Jujur saja, yang membuatku terganggu adalah pemasangan tenda di gang dan suara yang hingar bingar. Gang depan rumahku cukup sempit. Kira-kira dua meter lebarnya. Jadi, tenda yang dipasang itu benar-benar menutup jalan, bahkan pemasangannya pun masuk ke rumah tetangga di kiri, kanan, dan depannya. Sementara itu, daerah perumahan ini cukup padat. Jadi, suara obrolan biasa dari ujung gang pun bisa terdengar. Kenapa mesti memasang loud speaker yang membuat telinga budeg?

Aku tak tahu sebenarnya aku ini orang kota atau orang kampung. Delapan belas tahun aku habiskan hidupku di Madiun. Rumahku termasuk di pinggir jalan besar, jadi mungkin bisa dibilang kota kali ya? Tapi bagaimanapun Madiun toh kota kecil yang seuprit. Tak ada apa-apanya dibandingkan dengan Jakarta raya ini. Lalu, kira-kira sebelas tahun aku tinggal di Jogja. Lima tahun pertama selama di Jogja, aku juga tinggal di asrama yang terletak di pinggir jalan besar. Sisanya aku habiskan di rumahku di kampung ujung utara Jogja sana. Kubilang kampung karena memang masih sepi. Tetangga dekatku saja cuma 4 rumah. Sekitar rumahku masih banyak tanah kosong. Dan penduduk sekitar situ masih banyak yang bertani dan beternak. Sederhana sekali.

Ketika tinggal di Dusun Krapyak di Jogja utara itu, aku merasakan bahwa duniaku berbeda sekali dengan orang-orang sekitar. Kalau aku berangkat kerja, orang-orang di situ biasanya sudah sibuk di sawah. Kadang, sepulang dari kantor aku main sampai malam. (Aku sendiri bingung, ke mana saja ya kuhabiskan waktuku sepulang kantor itu? Rasanya hampir setiap hari aku pulang pukul 7 petang dan kadang sampai pukul 8 malam, padahal jam kantorku usai pukul 4 sore.) Bisa dibilang aku pasif sekali di kegiatan kampungku. Aku hampir tak pernah bersentuhan dengan kegiatan ibu-ibu di sana. Alasannya, pertama, aku berada di luar rumah dari pukul 8 pagi sampai 7 petang. Kedua, ibu-ibu dan para pemuda di sana religius sekali. Jadi, kegiatan mereka biasanya ya seputar kegiatan keagamaan. Bahkan para pemuda yang "rewang" di resepsi pernikahan mesti menggunakan baju yang mencerminkan agama mereka. Dengan begitu, aku sepertinya tak mendapat tempat lagi. Bahkan kata abangku yang pernah ikut rapat RT, di rapat itu para bapak sembahyang dulu dan mengupas ayat-ayat kitab suci mereka selama 1 jam lebih .... (Aku tidak mengerti, kenapa setiap acara di masyarakat malah jadi acara keagamaan sih?)
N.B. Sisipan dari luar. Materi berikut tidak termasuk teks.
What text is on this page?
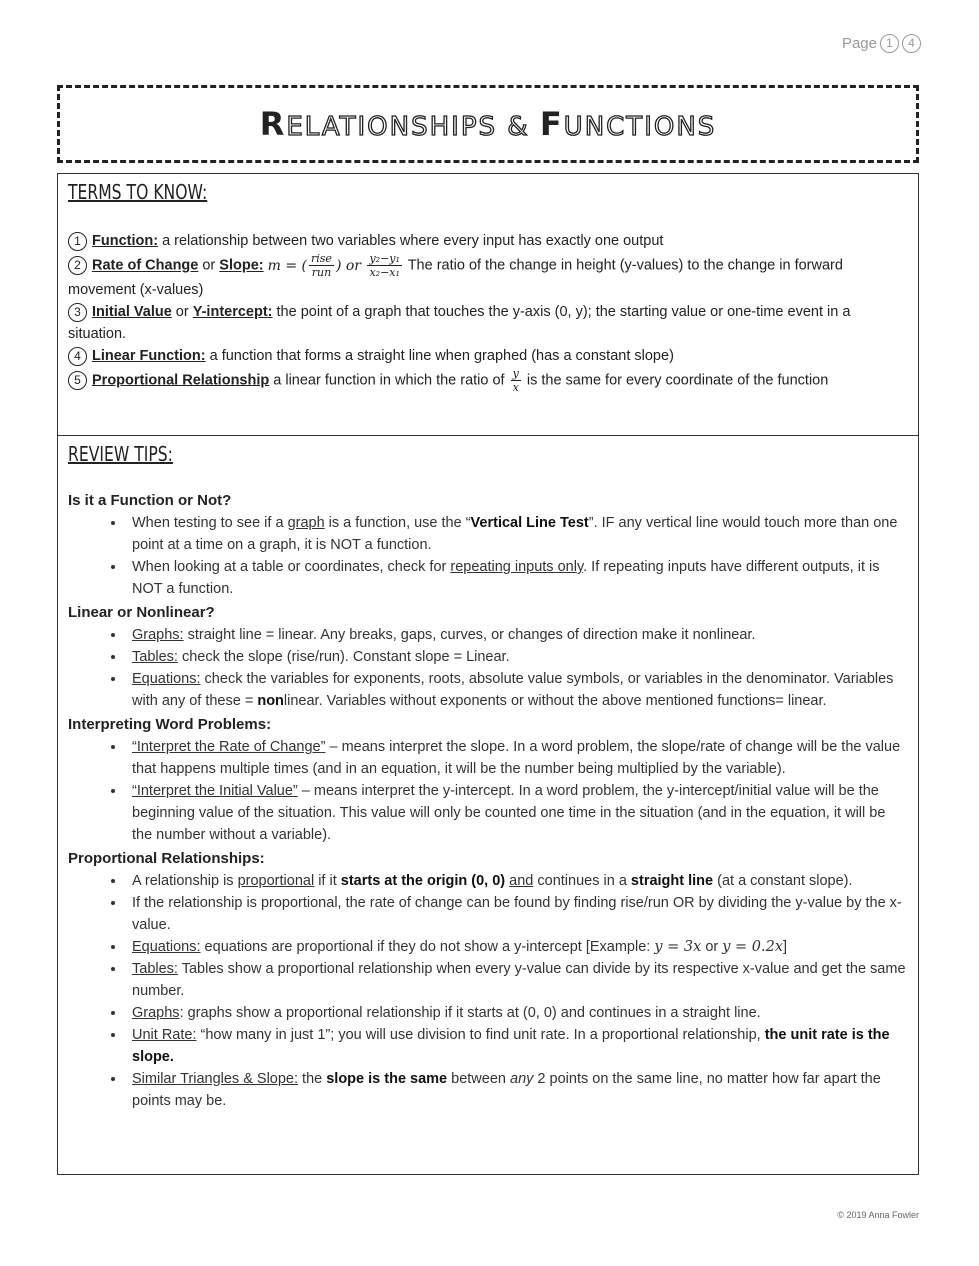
Page 1	4
RELATIONSHIPS & FUNCTIONS
TERMS TO KNOW:
1 Function: a relationship between two variables where every input has exactly one output
2 Rate of Change or Slope: m = ( $\frac{\text{rise}}{\text{run}}$ ) or $\frac{\text{y₂−y₁}}{\text{x₂−x₁}}$ The ratio of the change in height (y-values) to the change in forward movement (x-values)
3 Initial Value or Y-intercept: the point of a graph that touches the y-axis (0, y); the starting value or one-time event in a situation.
4 Linear Function: a function that forms a straight line when graphed (has a constant slope)
5 Proportional Relationship a linear function in which the ratio of $\frac{y}{x}$ is the same for every coordinate of the function
REVIEW TIPS:
Is it a Function or Not?
• When testing to see if a graph is a function, use the “Vertical Line Test”. IF any vertical line would touch more than one point at a time on a graph, it is NOT a function.
• When looking at a table or coordinates, check for repeating inputs only. If repeating inputs have different outputs, it is NOT a function.
Linear or Nonlinear?
• Graphs: straight line = linear. Any breaks, gaps, curves, or changes of direction make it nonlinear.
• Tables: check the slope (rise/run). Constant slope = Linear.
• Equations: check the variables for exponents, roots, absolute value symbols, or variables in the denominator. Variables with any of these = nonlinear. Variables without exponents or without the above mentioned functions= linear.
Interpreting Word Problems:
• “Interpret the Rate of Change” – means interpret the slope. In a word problem, the slope/rate of change will be the value that happens multiple times (and in an equation, it will be the number being multiplied by the variable).
• “Interpret the Initial Value” – means interpret the y-intercept. In a word problem, the y-intercept/initial value will be the beginning value of the situation. This value will only be counted one time in the situation (and in the equation, it will be the number without a variable).
Proportional Relationships:
• A relationship is proportional if it starts at the origin (0, 0) and continues in a straight line (at a constant slope).
• If the relationship is proportional, the rate of change can be found by finding rise/run OR by dividing the y-value by the x-value.
• Equations: equations are proportional if they do not show a y-intercept [Example: y = 3x or y = 0.2x]
• Tables: Tables show a proportional relationship when every y-value can divide by its respective x-value and get the same number.
• Graphs: graphs show a proportional relationship if it starts at (0, 0) and continues in a straight line.
• Unit Rate: “how many in just 1”; you will use division to find unit rate. In a proportional relationship, the unit rate is the slope.
• Similar Triangles & Slope: the slope is the same between any 2 points on the same line, no matter how far apart the points may be.
© 2019 Anna Fowler
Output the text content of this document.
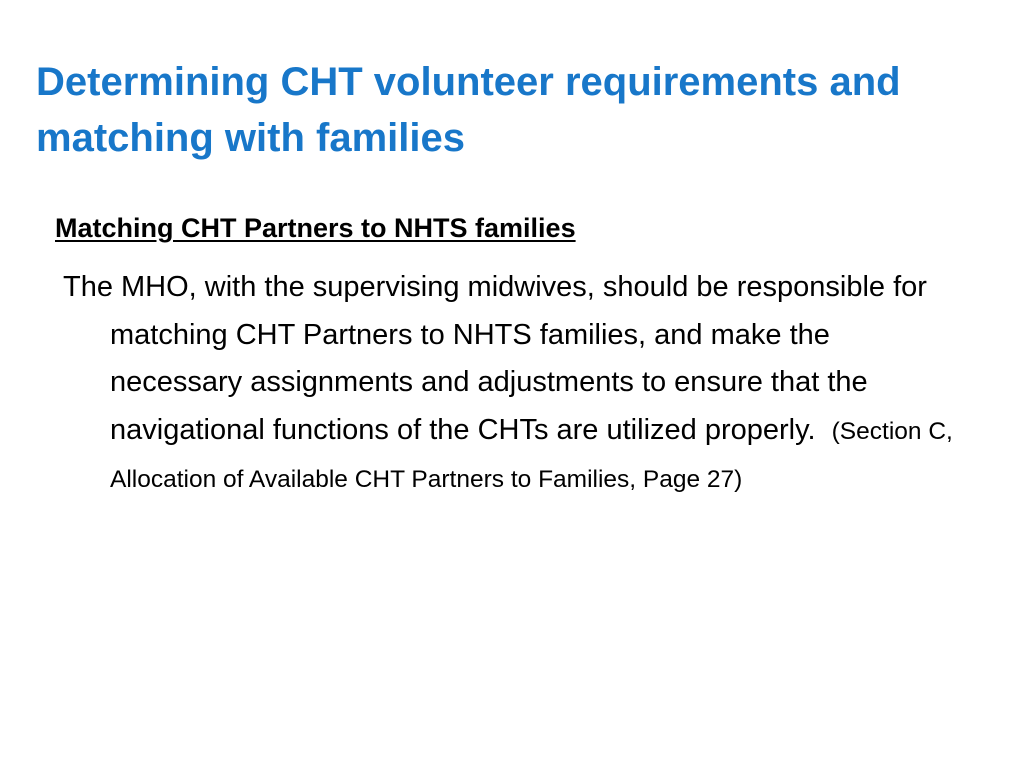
Determining CHT volunteer requirements and matching with families
Matching CHT Partners to NHTS families

The MHO, with the supervising midwives, should be responsible for matching CHT Partners to NHTS families, and make the necessary assignments and adjustments to ensure that the navigational functions of the CHTs are utilized properly. (Section C, Allocation of Available CHT Partners to Families, Page 27)
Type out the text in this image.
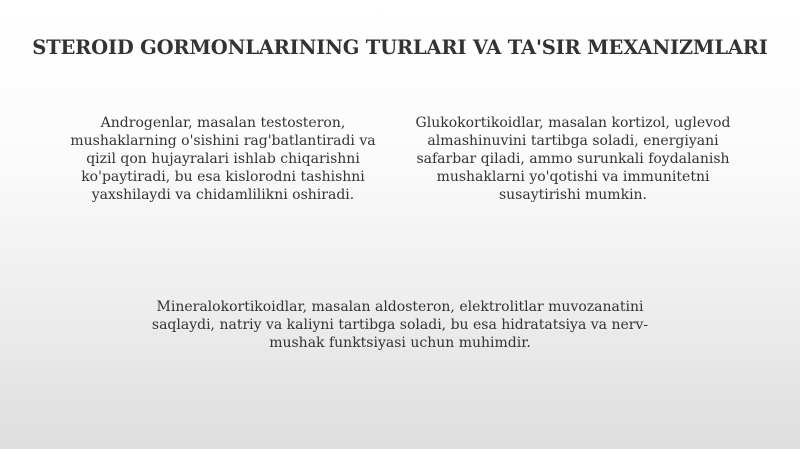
STEROID GORMONLARINING TURLARI VA TA'SIR MEXANIZMLARI
Androgenlar, masalan testosteron, mushaklarning o'sishini rag'batlantiradi va qizil qon hujayralari ishlab chiqarishni ko'paytiradi, bu esa kislorodni tashishni yaxshilaydi va chidamlilikni oshiradi.
Glukokortikoidlar, masalan kortizol, uglevod almashinuvini tartibga soladi, energiyani safarbar qiladi, ammo surunkali foydalanish mushaklarni yo'qotishi va immunitetni susaytirishi mumkin.
Mineralokortikoidlar, masalan aldosteron, elektrolitlar muvozanatini saqlaydi, natriy va kaliyni tartibga soladi, bu esa hidratatsiya va nerv-mushak funktsiyasi uchun muhimdir.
Nah, ketika di Jakarta ini, aku pikir aku akan berhadapan dengan orang-orang kota yang sibuk pol. Tapi rupanya di daerahku banyak orang-orang yang sudah tua. Tampaknya mereka sering berada di rumah dan tak jarang mereka kongkow di ujung gang. Beberapa ibu bahkan gemar duduk-duduk di muka rumah sambil mengobrol.

Lagi-lagi aku merasa berbeda dengan mereka. Aku memang tinggal di rumah, tetapi aku bekerja. Jadi, bukan berarti aku cuma duduk manis di rumah saja. Editan dan terjemahan selalu menungguku dengan setia di komputer. Jadi, rasanya aku malas sekali untuk ikut "ubyang-ubyung" alias ikut kongkow dengan ibu-ibu itu. Rasanya kok itu bukan duniaku ya?
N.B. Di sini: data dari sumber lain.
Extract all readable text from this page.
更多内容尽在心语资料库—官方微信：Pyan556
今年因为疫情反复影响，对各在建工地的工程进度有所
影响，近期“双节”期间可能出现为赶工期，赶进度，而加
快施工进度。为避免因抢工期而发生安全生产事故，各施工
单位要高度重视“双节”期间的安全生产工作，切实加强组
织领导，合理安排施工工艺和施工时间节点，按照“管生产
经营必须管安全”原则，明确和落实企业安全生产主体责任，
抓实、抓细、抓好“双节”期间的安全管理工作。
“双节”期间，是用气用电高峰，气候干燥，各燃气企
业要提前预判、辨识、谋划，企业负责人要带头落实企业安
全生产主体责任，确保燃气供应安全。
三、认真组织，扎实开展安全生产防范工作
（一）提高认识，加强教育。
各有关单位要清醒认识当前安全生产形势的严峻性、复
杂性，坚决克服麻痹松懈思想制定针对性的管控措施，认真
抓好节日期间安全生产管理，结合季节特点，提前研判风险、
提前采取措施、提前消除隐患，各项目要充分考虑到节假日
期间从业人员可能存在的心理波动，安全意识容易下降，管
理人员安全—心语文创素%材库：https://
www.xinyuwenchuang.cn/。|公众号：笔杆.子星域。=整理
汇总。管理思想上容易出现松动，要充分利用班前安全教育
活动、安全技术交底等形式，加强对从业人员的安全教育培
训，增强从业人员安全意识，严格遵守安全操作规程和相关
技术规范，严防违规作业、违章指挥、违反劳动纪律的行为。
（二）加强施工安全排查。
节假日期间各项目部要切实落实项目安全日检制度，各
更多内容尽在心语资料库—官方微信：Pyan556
Harus kuakui, kemampuanku bersosialisasi itu rendah. Dan teman-temanku pun bisa dihitung. Kadang aku memang butuh berada bersama banyak orang. Tapi aku tak bisa lama-lama di tengah keramaian.
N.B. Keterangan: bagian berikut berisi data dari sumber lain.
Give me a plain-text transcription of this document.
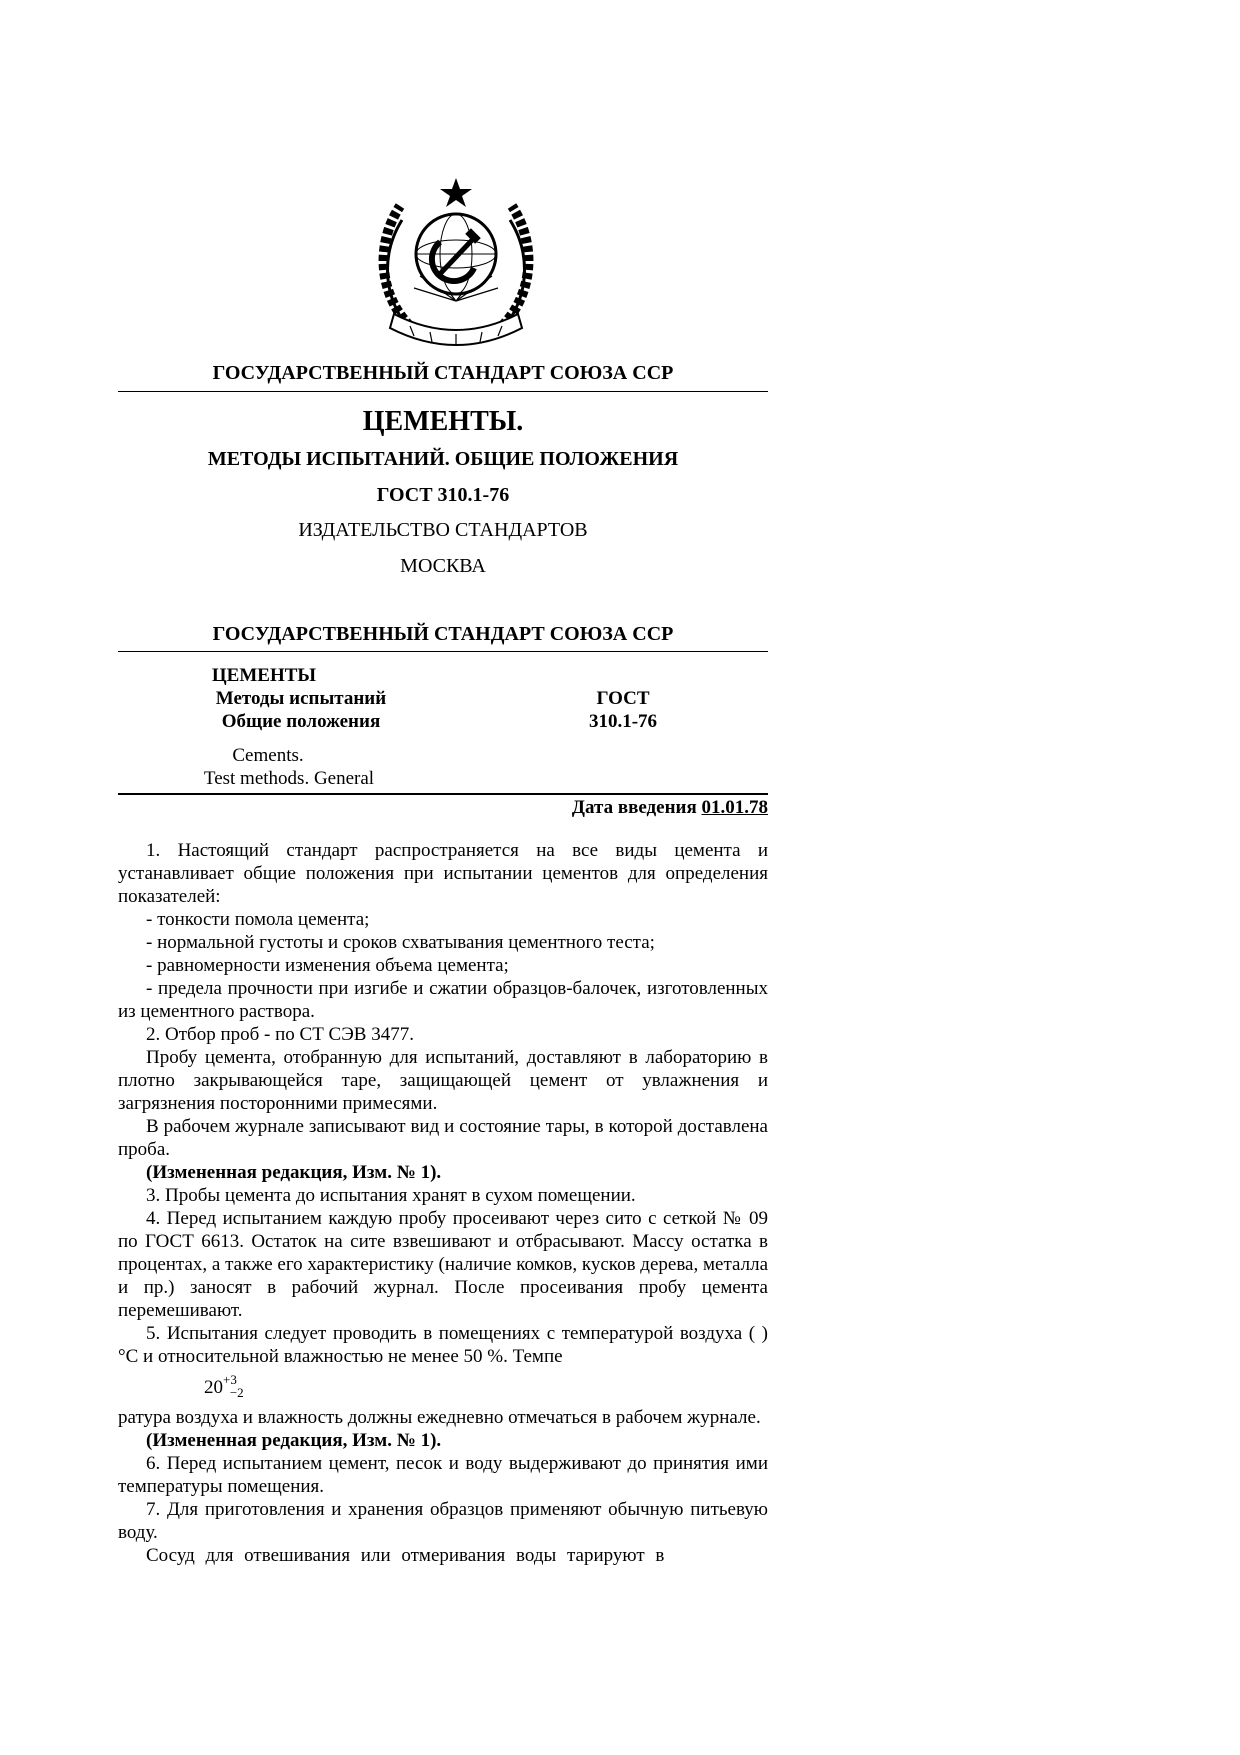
ГОСУДАРСТВЕННЫЙ СТАНДАРТ СОЮЗА ССР
ЦЕМЕНТЫ.
МЕТОДЫ ИСПЫТАНИЙ. ОБЩИЕ ПОЛОЖЕНИЯ
ГОСТ 310.1-76
ИЗДАТЕЛЬСТВО СТАНДАРТОВ
МОСКВА
ГОСУДАРСТВЕННЫЙ СТАНДАРТ СОЮЗА ССР
ЦЕМЕНТЫ
Методы испытаний
Общие положения
ГОСТ
310.1-76
Cements.
Test methods. General
Дата введения 01.01.78

1. Настоящий стандарт распространяется на все виды цемента и устанавливает общие положения при испытании цементов для определения показателей:

- тонкости помола цемента;

- нормальной густоты и сроков схватывания цементного теста;

- равномерности изменения объема цемента;

- предела прочности при изгибе и сжатии образцов-балочек, изготовленных из цементного раствора.

2. Отбор проб - по СТ СЭВ 3477.

Пробу цемента, отобранную для испытаний, доставляют в лабораторию в плотно закрывающейся таре, защищающей цемент от увлажнения и загрязнения посторонними примесями.

В рабочем журнале записывают вид и состояние тары, в которой доставлена проба.

(Измененная редакция, Изм. № 1).

3. Пробы цемента до испытания хранят в сухом помещении.

4. Перед испытанием каждую пробу просеивают через сито с сеткой № 09 по ГОСТ 6613. Остаток на сите взвешивают и отбрасывают. Массу остатка в процентах, а также его характеристику (наличие комков, кусков дерева, металла и пр.) заносят в рабочий журнал. После просеивания пробу цемента перемешивают.

5. Испытания следует проводить в помещениях с температурой воздуха ( )°С и относительной влажностью не менее 50 %. Темпе

$20^{+3}_{-2}$

ратура воздуха и влажность должны ежедневно отмечаться в рабочем журнале.

(Измененная редакция, Изм. № 1).

6. Перед испытанием цемент, песок и воду выдерживают до принятия ими температуры помещения.

7. Для приготовления и хранения образцов применяют обычную питьевую воду.

Сосуд для отвешивания или отмеривания воды тарируют в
Jadi sebenarnya aku bingung waktu suamiku kemarin bilang aku adalah orang kota. Sepertinya aku lebih suka tinggal di kampung yang sepi dan para penduduknya tidak terlalu rese'. Ya, bolehlah kita sesekali berkumpul. Ngobrol ngalor-ngidul. (Dan yang penting tak perlu kumpul-kumpul acara RT sambil membahas masalah agama yang sepertinya lebih pas dibicarakan di rumah ibadat masing-masing.) Tapi tak usahlah mengganggu ruang privasi orang lain. Ujung-ujungnya aku mau bilang, kalau mau ngadain hajatan, di gedung aja. Idealnya, di satu kelurahan ada satu gedung serbaguna yang sewanya murah. Jadi, berjahatlah di situ. He he he.